RS, thank you for finally agreeing with me. There are citizens by birth, or they need to be naturalized - as the Supreme Court has pointed out. A NBC is one whose citizenship is derived from his birth...which would mean Rubio qualifies, on that count.
There are reasons why I do NOT want Rubio on the ticket, namely his tendency to see every issue via the lens of race.
For those interested, the US Supreme Court has already said that the 14th merely echoes, using different words, what was already established by the NBC clause. It wasn’t a new definition, but a repetition:
“The real object of the Fourteenth Amendment of the Constitution, in qualifying the words, “All persons born in the United States” by the addition “and subject to the jurisdiction thereof,” would appear to have been to exclude, by the fewest and fittest words...the two classes of cases — children born of alien enemies in hostile occupation and children of diplomatic representatives of a foreign State — both of which, as has already been shown, by the law of England and by our own law from the time of the first settlement of the English colonies in America, had been recognized exceptions to the fundamental rule of citizenship by birth within the country. Calvin’s Case, 7 Rep. 1, 18b; Cockburn on Nationality, 7; Dicey Conflict of Laws, 177; Inglis v. Sailors’ Snug Harbor, 3 Pet. 99, 155; 2 Kent Com. 39, 42.
The principles upon which each of those exceptions rests were long ago distinctly stated by this court. [p683]”
http://www.law.cornell.edu/supct/html/historics/USSC_CR_0169_0649_ZO.html
Actually, I'd love to see SCOTUS adjudicate this matter once and for all. I'm confident it would be a 9-0 decision. Of course, the only way it appears that SCOTUS will take on this issue would be for a lower court to find Rubio (Or Obama) ineligible for office and this sure as hell ain't gonna happen.
it’ll be Portman
From the LOSING side of the WKA case in 1898 came this complaint:
“Considering the circumstances surrounding the framing of the Constitution, I submit that it is unreasonable to conclude that “natural-born citizen” applied to everybody born within the geographical tract known as the United States, irrespective of circumstances, and that the children of foreigners, happening to be born to them while passing through the country, whether of royal parentage or not, or whether of the Mongolian, Malay or other race, were eligible to the Presidency, while children of our citizens, born abroad, were not.”
Watching part of his (Romney's) interview with fascist party boss Hannity tonight ~ he said just the wrong thing on several topics.
An example, regarding federal programs we like he suggested we should cap their increases at the rate of inflation.
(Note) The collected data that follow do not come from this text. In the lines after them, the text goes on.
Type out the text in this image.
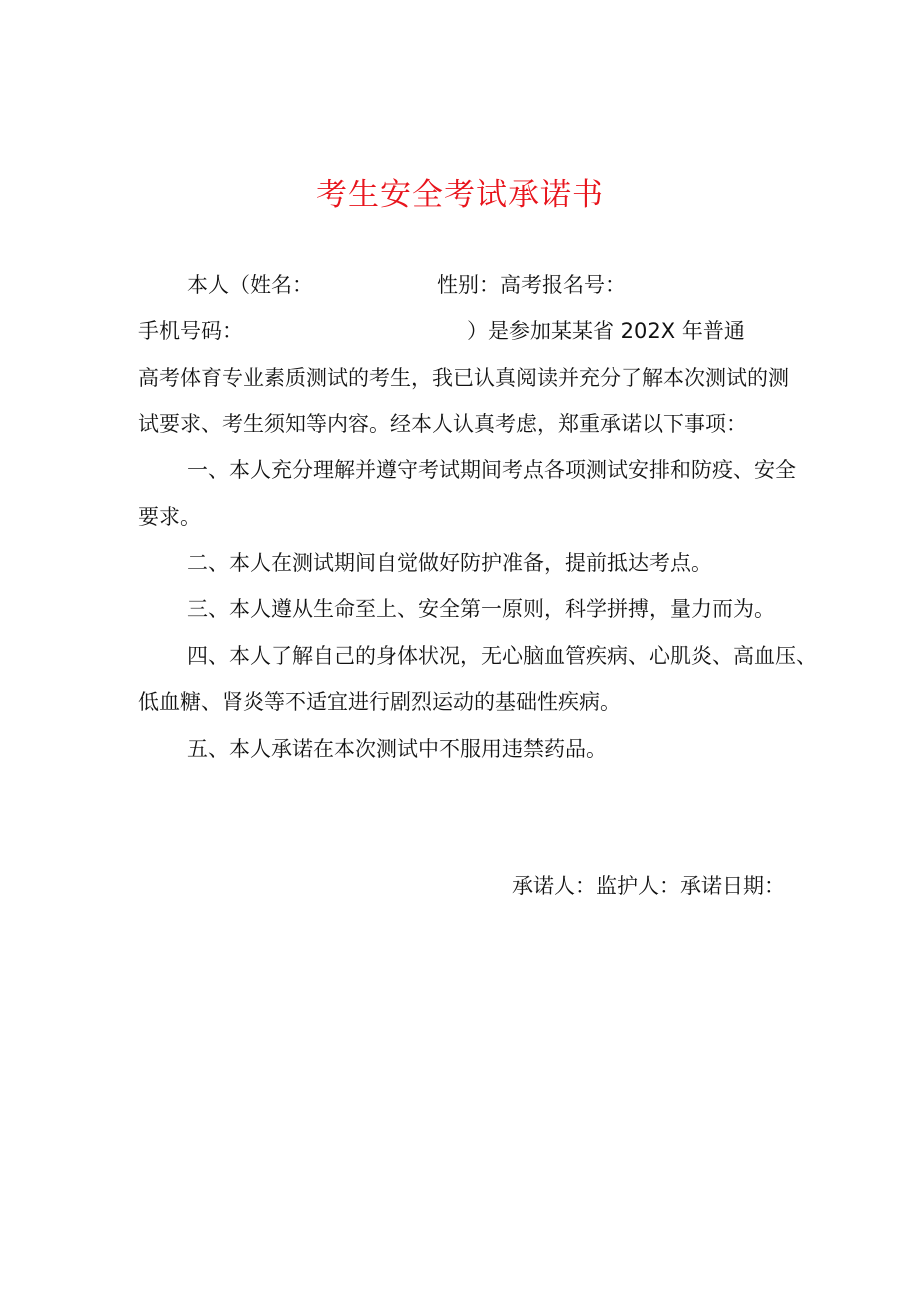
考生安全考试承诺书
本人（姓名：	性别：高考报名号：
手机号码：	）是参加某某省 202X 年普通
高考体育专业素质测试的考生，我已认真阅读并充分了解本次测试的测
试要求、考生须知等内容。经本人认真考虑，郑重承诺以下事项：
一、本人充分理解并遵守考试期间考点各项测试安排和防疫、安全
要求。
二、本人在测试期间自觉做好防护准备，提前抵达考点。
三、本人遵从生命至上、安全第一原则，科学拼搏，量力而为。
四、本人了解自己的身体状况，无心脑血管疾病、心肌炎、高血压、
低血糖、肾炎等不适宜进行剧烈运动的基础性疾病。
五、本人承诺在本次测试中不服用违禁药品。
承诺人：监护人：承诺日期：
A better idea is consider even programs we like for elimination ~ we don't have the money to allow increases at any rate.
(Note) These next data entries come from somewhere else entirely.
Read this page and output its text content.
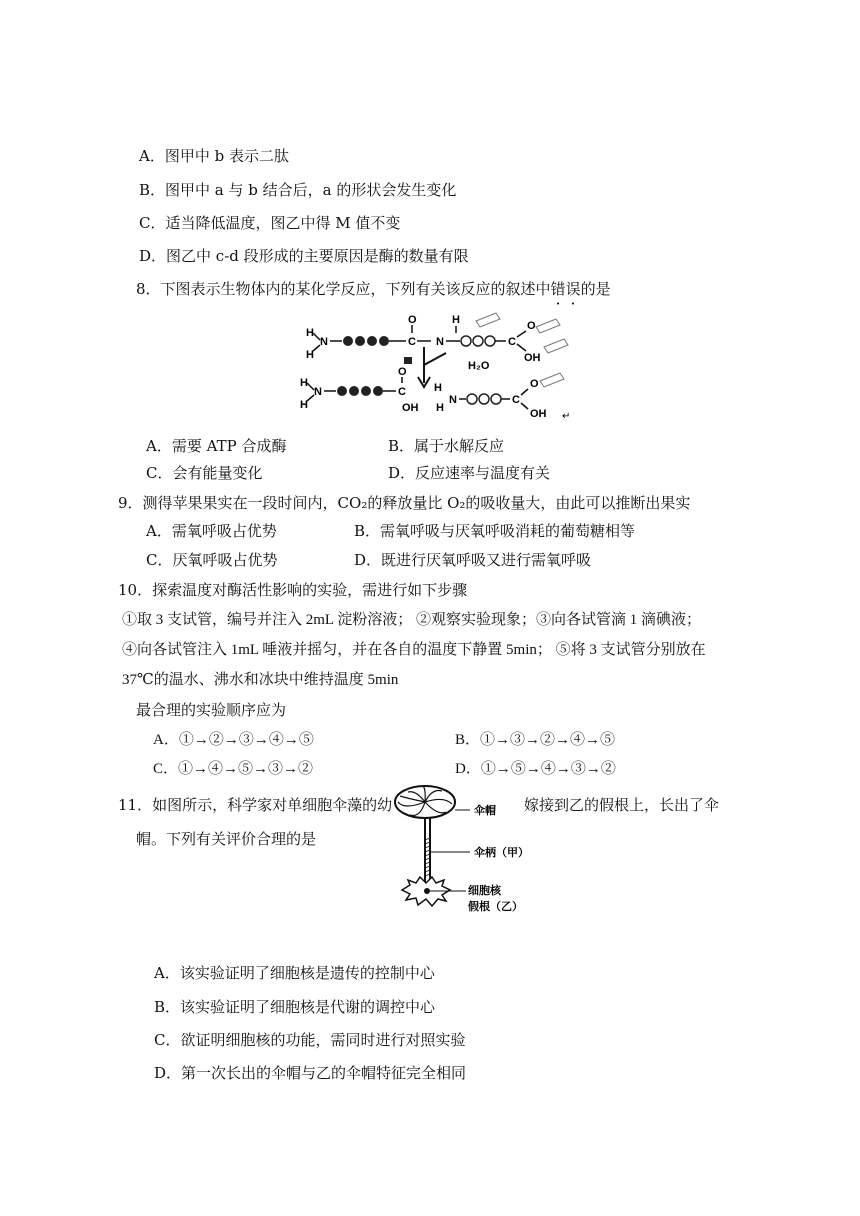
A．图甲中 b 表示二肽
B．图甲中 a 与 b 结合后，a 的形状会发生变化
C．适当降低温度，图乙中得 M 值不变
D．图乙中 c-d 段形成的主要原因是酶的数量有限
8．下图表示生物体内的某化学反应，下列有关该反应的叙述中错误的是
H
N
H
C
O	H
N	C
O
OH
H₂O
H
N
H
C
O
OH H
H
N	C
O
OH ↵
A．需要 ATP 合成酶	B．属于水解反应
C．会有能量变化	D．反应速率与温度有关
9．测得苹果果实在一段时间内，CO₂的释放量比 O₂的吸收量大，由此可以推断出果实
A．需氧呼吸占优势	B．需氧呼吸与厌氧呼吸消耗的葡萄糖相等
C．厌氧呼吸占优势	D．既进行厌氧呼吸又进行需氧呼吸
10．探索温度对酶活性影响的实验，需进行如下步骤
①取 3 支试管，编号并注入 2mL 淀粉溶液； ②观察实验现象；③向各试管滴 1 滴碘液；
④向各试管注入 1mL 唾液并摇匀，并在各自的温度下静置 5min； ⑤将 3 支试管分别放在
37℃的温水、沸水和冰块中维持温度 5min
最合理的实验顺序应为
A．①→②→③→④→⑤	B．①→③→②→④→⑤
C．①→④→⑤→③→②	D．①→⑤→④→③→②
11．如图所示，科学家对单细胞伞藻的幼	嫁接到乙的假根上，长出了伞
帽。下列有关评价合理的是
伞帽
伞柄（甲）
细胞核
假根（乙）
A．该实验证明了细胞核是遗传的控制中心
B．该实验证明了细胞核是代谢的调控中心
C．欲证明细胞核的功能，需同时进行对照实验
D．第一次长出的伞帽与乙的伞帽特征完全相同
I'd probably listened to more of his pap and nonsense but I saw public tv had Bocelli on, and the sound track on these broadcasts is usually better than I can get over the net ~ so, one last slop at the trough. PBS has to be slashed to the bone and beyond. It's an idea whose time has come and gone.
Then there's federal government regulation of cable TV. It was pretty cheap stuff until the federales started regulating it ~ $15 a month. Now it's $100 a month.
I don't think that program is working at all. Time to eliminate regulation of cable.